Fraud as a Service: subscription fraud

When we think about online safety we think about being mindful on public Wi-Fi, not posting any personal information and keeping our online profiles private and secure. While that is all very important, it may surprise you how many other ways fraudsters are purchasing your data on the deep web.

Your data is gold

Our report Wolves of the Internet: Where do fraudsters hunt for data online? reveals the dark truth around how personal data is being compromised online. It has a number of key findings, including that, despite the higher risk to criminals, personal data is frequently sold on the surface web, alongside being sold on the less risky dark web.

The web is split up between the surface web and the deep web. The surface web is available to the general public and accounts of only 4% of web activity. The deep web covers the other 96%, including a small portion called the dark web. The deep web is a section of the internet that is not visible to search engines, while the dark web allows users to mask their identity such as hiding their IP addresses. This makes cybercriminals nearly impossible to identify and allows fraudsters to operate undetected while committing crimes such as identity theft.

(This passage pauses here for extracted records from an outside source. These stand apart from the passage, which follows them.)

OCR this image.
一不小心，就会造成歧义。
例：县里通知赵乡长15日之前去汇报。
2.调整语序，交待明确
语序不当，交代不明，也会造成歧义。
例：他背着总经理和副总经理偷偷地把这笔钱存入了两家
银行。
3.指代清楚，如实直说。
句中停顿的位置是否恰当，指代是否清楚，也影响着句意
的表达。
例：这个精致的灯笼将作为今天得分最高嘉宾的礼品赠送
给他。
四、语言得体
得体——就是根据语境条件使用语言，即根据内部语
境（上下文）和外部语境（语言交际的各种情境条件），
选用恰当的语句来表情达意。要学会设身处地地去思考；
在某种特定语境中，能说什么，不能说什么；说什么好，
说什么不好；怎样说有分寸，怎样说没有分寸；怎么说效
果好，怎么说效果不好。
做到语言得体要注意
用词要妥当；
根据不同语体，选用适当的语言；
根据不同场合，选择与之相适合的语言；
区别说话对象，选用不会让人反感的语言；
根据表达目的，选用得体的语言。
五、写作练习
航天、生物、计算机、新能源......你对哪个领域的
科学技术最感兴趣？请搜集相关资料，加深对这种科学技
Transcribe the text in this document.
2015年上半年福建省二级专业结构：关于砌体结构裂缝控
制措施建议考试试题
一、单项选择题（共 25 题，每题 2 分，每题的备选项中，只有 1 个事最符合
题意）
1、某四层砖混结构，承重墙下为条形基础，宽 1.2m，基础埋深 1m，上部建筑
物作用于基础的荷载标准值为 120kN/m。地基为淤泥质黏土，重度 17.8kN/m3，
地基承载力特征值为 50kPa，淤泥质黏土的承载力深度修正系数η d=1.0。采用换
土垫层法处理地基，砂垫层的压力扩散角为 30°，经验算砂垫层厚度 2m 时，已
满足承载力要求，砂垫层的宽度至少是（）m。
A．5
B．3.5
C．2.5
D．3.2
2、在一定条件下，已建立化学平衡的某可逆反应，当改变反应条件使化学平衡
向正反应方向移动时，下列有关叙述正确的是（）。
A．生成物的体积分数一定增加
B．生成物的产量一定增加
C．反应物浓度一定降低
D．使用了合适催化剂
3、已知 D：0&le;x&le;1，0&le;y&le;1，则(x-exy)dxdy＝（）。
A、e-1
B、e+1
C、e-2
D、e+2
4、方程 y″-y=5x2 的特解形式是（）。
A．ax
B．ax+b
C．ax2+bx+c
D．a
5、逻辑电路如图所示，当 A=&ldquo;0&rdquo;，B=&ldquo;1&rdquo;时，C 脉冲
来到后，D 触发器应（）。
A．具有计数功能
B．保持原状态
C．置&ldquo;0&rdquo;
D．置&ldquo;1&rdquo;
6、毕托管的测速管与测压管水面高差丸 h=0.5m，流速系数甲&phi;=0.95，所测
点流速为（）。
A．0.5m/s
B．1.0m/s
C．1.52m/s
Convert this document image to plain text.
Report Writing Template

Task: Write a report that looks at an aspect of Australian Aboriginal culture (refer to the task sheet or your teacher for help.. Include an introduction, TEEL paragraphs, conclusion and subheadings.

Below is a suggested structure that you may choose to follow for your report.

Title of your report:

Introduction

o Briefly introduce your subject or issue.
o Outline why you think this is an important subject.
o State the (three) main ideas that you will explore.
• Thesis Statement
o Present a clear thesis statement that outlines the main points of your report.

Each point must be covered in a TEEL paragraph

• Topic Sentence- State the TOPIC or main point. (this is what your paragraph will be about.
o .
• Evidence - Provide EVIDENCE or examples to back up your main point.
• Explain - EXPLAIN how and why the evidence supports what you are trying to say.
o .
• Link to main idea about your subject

Fraudsters often refer to personal data as ‘Fullz’. This data is the most valuable data sold on the dark web as it is all of an individual’s personal data, and can be sold for around £750. Fullz data includes first name, last name, current and previous addresses, city, county/postcode, mobile/home numbers, work number, National Insurance number, date of birth, mother’s maiden name and credit card number(s). It has been discovered that a major way the fraudsters are gathering this type of information is through leaked medical records. A recent breach in 2017 left 26 million NHS patients at risk. This information in the wrong hands is very dangerous as fraudsters can conduct identity fraud, opening new bank accounts and apply for new credit cards.

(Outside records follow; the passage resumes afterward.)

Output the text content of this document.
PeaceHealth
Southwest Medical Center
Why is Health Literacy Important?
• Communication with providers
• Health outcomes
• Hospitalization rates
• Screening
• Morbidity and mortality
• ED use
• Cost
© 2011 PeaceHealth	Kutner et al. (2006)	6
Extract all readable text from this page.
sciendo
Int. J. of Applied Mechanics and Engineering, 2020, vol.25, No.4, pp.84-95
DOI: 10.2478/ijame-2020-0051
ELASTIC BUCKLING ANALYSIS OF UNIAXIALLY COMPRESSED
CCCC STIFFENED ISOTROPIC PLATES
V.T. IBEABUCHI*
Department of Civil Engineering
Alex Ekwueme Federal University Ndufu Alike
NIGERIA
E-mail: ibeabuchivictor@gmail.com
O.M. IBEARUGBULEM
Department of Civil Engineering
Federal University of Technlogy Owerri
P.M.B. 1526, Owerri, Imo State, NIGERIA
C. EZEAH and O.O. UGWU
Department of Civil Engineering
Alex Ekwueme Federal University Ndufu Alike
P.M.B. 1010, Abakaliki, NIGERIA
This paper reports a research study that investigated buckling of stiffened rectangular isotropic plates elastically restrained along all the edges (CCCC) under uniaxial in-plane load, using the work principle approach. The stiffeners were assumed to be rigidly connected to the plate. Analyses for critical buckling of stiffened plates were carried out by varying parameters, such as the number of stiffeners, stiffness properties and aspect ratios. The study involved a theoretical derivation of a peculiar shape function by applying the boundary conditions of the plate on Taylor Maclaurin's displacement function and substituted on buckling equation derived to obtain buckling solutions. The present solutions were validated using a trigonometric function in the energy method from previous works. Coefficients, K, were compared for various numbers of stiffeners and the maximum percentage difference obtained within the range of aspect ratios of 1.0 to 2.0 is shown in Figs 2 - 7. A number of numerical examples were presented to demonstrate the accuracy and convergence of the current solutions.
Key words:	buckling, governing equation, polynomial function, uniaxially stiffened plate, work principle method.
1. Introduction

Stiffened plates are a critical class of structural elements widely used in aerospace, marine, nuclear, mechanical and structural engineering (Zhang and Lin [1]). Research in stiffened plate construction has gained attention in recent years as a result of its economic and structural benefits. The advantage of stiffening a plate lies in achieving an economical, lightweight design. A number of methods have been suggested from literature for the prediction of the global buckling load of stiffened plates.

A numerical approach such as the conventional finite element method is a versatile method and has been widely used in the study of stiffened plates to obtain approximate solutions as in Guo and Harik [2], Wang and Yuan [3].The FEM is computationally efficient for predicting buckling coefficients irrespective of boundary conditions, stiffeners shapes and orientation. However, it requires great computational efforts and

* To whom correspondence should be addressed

Reward programs and subscriptions leaving you at risk

We are all worried about fraudsters getting hold of our personal and banking details, however, it is not just your these particular details they want. These days’ fraudsters are able to purchase a wide variety of different data from other fraudsters, most commonly data from rewards programs and subscription services. Below outlines how much your data is going for:

• Apple ID profiles = £10;
• Full social media details (Facebook, Instagram, Twitter and Pinterest) = £17;
• Amazon Prime = £9.80;
• Airbnb = £10.90;
• Netflix = £8.20;
• Gmail = £2.50; and the list goes on

It is scary to see how little your data can sell for and how costly it can be to individuals who have money taken from their bank, purchases made through their shopping accounts and even their entire identities stolen for criminal use.

Avoid becoming a victim

Never click a link in an email unless you know and trust the source. Even then, you should be wary because scammers could take control of an email address and send links out to their contacts. We saw this recently with the CEO scam, where an email looked like it came directly from your organisations CEO.

Review privacy settings on all subscription and social media accounts. It may take time, but it is worth it to keep your personal information safe. This includes staying cautious about who you’re connecting with.

Never make transactions across public connections unless you are 100% certain they are secure. Don’t send money to people you have never met face to face.

If you receive an offer over the internet which looks too good to be true, the chances are it probably is.